Assessment of a Grad-CAM interpretable deep learning model for HAPE diagnosis: performance and pitfalls in severity stratification from chest radiographs.
Ya Yang, Hongmei Yu, Qijie Xiang, Jie Wu, Jianhao Li, Feizhou Du, Yonglin Yang, Peng Wang
Abstract
Open AccessOBJECTIVES: To investigate the feasibility of a deep learning model, using a transfer learning approach, for recognizing high-altitude pulmonary edema (HAPE) on chest X-ray images and exploring its capability for assessing severity. STUDY DESIGN: Retrospective study. METHODS: This retrospective study utilized a multi-source dataset.
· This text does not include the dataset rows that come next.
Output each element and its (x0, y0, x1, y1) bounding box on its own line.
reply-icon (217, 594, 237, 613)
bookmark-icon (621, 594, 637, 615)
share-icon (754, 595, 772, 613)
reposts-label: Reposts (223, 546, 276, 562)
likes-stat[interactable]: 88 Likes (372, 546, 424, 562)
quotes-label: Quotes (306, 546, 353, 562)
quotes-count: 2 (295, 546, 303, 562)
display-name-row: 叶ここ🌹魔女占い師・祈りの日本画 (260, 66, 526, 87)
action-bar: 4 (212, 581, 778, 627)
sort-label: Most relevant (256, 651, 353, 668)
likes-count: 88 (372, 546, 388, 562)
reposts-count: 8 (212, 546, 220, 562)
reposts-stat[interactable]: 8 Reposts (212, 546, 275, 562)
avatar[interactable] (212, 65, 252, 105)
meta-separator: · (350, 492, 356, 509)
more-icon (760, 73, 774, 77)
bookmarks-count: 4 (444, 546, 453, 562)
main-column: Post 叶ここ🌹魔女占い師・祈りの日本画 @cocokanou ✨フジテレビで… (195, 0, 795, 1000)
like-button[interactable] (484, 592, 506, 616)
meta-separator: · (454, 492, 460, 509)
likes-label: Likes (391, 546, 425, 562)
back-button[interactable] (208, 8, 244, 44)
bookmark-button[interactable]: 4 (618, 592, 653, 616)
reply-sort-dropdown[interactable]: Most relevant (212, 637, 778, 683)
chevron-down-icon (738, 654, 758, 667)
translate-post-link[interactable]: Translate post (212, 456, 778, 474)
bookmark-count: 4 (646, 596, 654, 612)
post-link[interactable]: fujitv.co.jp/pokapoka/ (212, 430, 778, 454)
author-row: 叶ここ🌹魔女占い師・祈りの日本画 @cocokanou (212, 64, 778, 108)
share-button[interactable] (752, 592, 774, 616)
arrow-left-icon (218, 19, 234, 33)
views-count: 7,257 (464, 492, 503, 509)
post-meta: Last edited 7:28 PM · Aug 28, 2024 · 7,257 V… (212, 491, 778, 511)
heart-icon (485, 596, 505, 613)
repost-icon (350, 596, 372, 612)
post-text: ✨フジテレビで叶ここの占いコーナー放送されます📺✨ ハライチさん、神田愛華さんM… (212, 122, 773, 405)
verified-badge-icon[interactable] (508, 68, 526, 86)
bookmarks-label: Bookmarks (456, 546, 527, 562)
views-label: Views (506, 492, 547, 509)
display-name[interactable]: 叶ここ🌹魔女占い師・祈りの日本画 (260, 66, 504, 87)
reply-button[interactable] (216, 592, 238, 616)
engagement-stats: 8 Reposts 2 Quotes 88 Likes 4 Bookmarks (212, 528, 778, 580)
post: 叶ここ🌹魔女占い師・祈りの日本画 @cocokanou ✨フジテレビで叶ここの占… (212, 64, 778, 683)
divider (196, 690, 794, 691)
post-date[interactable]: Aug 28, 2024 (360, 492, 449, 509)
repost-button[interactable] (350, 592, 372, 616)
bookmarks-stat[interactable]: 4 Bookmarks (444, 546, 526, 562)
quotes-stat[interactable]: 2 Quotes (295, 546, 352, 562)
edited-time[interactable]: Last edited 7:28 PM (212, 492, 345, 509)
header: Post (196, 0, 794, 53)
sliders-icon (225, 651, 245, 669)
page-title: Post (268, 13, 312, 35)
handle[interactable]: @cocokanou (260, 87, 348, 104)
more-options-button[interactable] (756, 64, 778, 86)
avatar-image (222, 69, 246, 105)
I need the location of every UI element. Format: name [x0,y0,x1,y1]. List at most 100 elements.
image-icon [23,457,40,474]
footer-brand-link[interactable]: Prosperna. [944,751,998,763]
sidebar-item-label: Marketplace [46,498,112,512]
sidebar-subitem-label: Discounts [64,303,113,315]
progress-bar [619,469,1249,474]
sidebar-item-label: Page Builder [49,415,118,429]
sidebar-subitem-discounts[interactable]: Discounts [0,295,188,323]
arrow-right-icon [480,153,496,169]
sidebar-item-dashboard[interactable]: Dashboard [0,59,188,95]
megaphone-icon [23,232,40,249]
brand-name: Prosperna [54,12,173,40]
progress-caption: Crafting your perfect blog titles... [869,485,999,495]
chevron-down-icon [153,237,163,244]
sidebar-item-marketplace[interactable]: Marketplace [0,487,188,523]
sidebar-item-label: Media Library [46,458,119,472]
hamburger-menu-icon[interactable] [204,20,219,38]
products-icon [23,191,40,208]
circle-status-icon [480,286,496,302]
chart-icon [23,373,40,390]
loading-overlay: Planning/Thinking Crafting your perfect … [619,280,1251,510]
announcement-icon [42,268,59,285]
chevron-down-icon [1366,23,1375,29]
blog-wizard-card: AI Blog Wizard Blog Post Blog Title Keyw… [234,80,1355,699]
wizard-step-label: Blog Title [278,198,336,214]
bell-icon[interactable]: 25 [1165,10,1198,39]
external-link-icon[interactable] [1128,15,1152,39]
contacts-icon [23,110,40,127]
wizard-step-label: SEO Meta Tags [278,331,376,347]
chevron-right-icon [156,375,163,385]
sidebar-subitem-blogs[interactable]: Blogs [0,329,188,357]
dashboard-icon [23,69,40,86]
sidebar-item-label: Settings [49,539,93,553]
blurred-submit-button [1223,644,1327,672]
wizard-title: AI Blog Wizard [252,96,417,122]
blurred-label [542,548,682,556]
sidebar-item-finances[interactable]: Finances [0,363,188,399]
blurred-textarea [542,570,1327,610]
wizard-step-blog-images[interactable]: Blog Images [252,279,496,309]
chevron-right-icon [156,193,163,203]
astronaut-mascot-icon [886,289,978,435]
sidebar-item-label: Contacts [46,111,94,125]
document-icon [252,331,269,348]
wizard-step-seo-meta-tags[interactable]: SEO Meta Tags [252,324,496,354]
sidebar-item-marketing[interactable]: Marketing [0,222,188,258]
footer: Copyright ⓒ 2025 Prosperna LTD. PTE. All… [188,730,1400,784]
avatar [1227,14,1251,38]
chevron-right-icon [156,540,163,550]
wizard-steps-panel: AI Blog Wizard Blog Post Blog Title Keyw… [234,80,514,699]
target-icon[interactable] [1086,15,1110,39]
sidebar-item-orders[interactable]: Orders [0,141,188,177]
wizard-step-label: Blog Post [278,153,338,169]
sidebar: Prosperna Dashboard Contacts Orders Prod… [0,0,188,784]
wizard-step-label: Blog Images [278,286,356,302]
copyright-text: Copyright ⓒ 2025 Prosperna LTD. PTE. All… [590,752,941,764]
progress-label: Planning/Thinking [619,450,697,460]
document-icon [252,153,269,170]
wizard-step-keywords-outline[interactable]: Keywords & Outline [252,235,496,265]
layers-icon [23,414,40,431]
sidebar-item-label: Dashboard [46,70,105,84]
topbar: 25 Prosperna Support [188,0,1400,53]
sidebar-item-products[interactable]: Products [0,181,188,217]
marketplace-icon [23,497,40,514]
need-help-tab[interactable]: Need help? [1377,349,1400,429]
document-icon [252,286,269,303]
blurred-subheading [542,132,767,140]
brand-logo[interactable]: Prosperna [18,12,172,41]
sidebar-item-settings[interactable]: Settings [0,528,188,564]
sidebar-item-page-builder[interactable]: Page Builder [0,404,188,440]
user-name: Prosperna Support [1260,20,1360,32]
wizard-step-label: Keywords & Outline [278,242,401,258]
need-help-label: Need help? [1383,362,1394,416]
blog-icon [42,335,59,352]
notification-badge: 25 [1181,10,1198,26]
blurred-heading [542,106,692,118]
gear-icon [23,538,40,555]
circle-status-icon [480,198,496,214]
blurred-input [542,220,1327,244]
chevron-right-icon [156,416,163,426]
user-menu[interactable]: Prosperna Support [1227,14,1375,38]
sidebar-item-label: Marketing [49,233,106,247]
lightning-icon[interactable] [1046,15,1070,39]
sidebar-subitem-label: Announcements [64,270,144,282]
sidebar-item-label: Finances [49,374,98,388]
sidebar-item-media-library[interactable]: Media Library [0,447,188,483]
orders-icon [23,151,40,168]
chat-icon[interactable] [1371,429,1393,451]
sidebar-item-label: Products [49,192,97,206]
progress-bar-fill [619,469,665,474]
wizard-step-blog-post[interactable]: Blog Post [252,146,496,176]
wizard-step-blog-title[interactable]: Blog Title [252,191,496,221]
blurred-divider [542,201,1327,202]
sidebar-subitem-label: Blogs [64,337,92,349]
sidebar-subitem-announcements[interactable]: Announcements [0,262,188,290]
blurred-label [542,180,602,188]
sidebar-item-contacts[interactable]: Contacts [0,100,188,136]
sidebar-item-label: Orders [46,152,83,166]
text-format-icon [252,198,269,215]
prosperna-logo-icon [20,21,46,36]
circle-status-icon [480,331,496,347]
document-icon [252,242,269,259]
The pretraining set was derived from the ARXIV_V5_CHESTXRAY database (3,923 images, including 2,303 with edema labels). The primary HAPE-specific training set comprised radiographs from the 950th Hospital of the Chinese People's Liberation Army (1,003 HAPE cases and 702 normal controls; 2007-2023). An external validation set was constructed from recent cases (Jan-Dec 2023) from two hospitals (679 HAPE cases and 436 normal controls), with strict patient separation. We implemented a multi-stage pipeline: (1) A DeepLabV3_ResNet-50 model was trained for lung segmentation on a subset of the pretraining set; (2) MobileNet_V2 and VGG19 architectures underwent pretraining for general pulmonary edema severity grading on the ARXIV_V5_CHESTXRAY dataset; (3) These models were then fine-tuned on the HAPE-specific training set. RESULTS: The segmentation model achieved a Dice coefficient of 99.03%. The binary classification model (VGG19) for edema detection achieved a validation AUC of 0.950. The multi-class models (MobileNet_V2) achieved macroaverage AUCs of 0.92 (3-class) and 0.89 (4-class). The model demonstrated high performance in distinguishing normal (class 0) and severe edema (class 3) (sensitivities: 0.91, 0.88). However, performance was critically low for intermediate grades (classes 1 and 2; sensitivities: 0.16, 0.37). CONCLUSIONS: Transfer learning from general to HAPE-specific edema data produced a model that accurately segments lungs and differentiates severe HAPE from normal cases with high performance. However, its failure to reliably identify intermediate grades underscores the challenges of domain shift and fine-grained radiographic assessment. This work highlights both the promise and pitfalls of using heterogeneous datasets for rare disease diagnosis.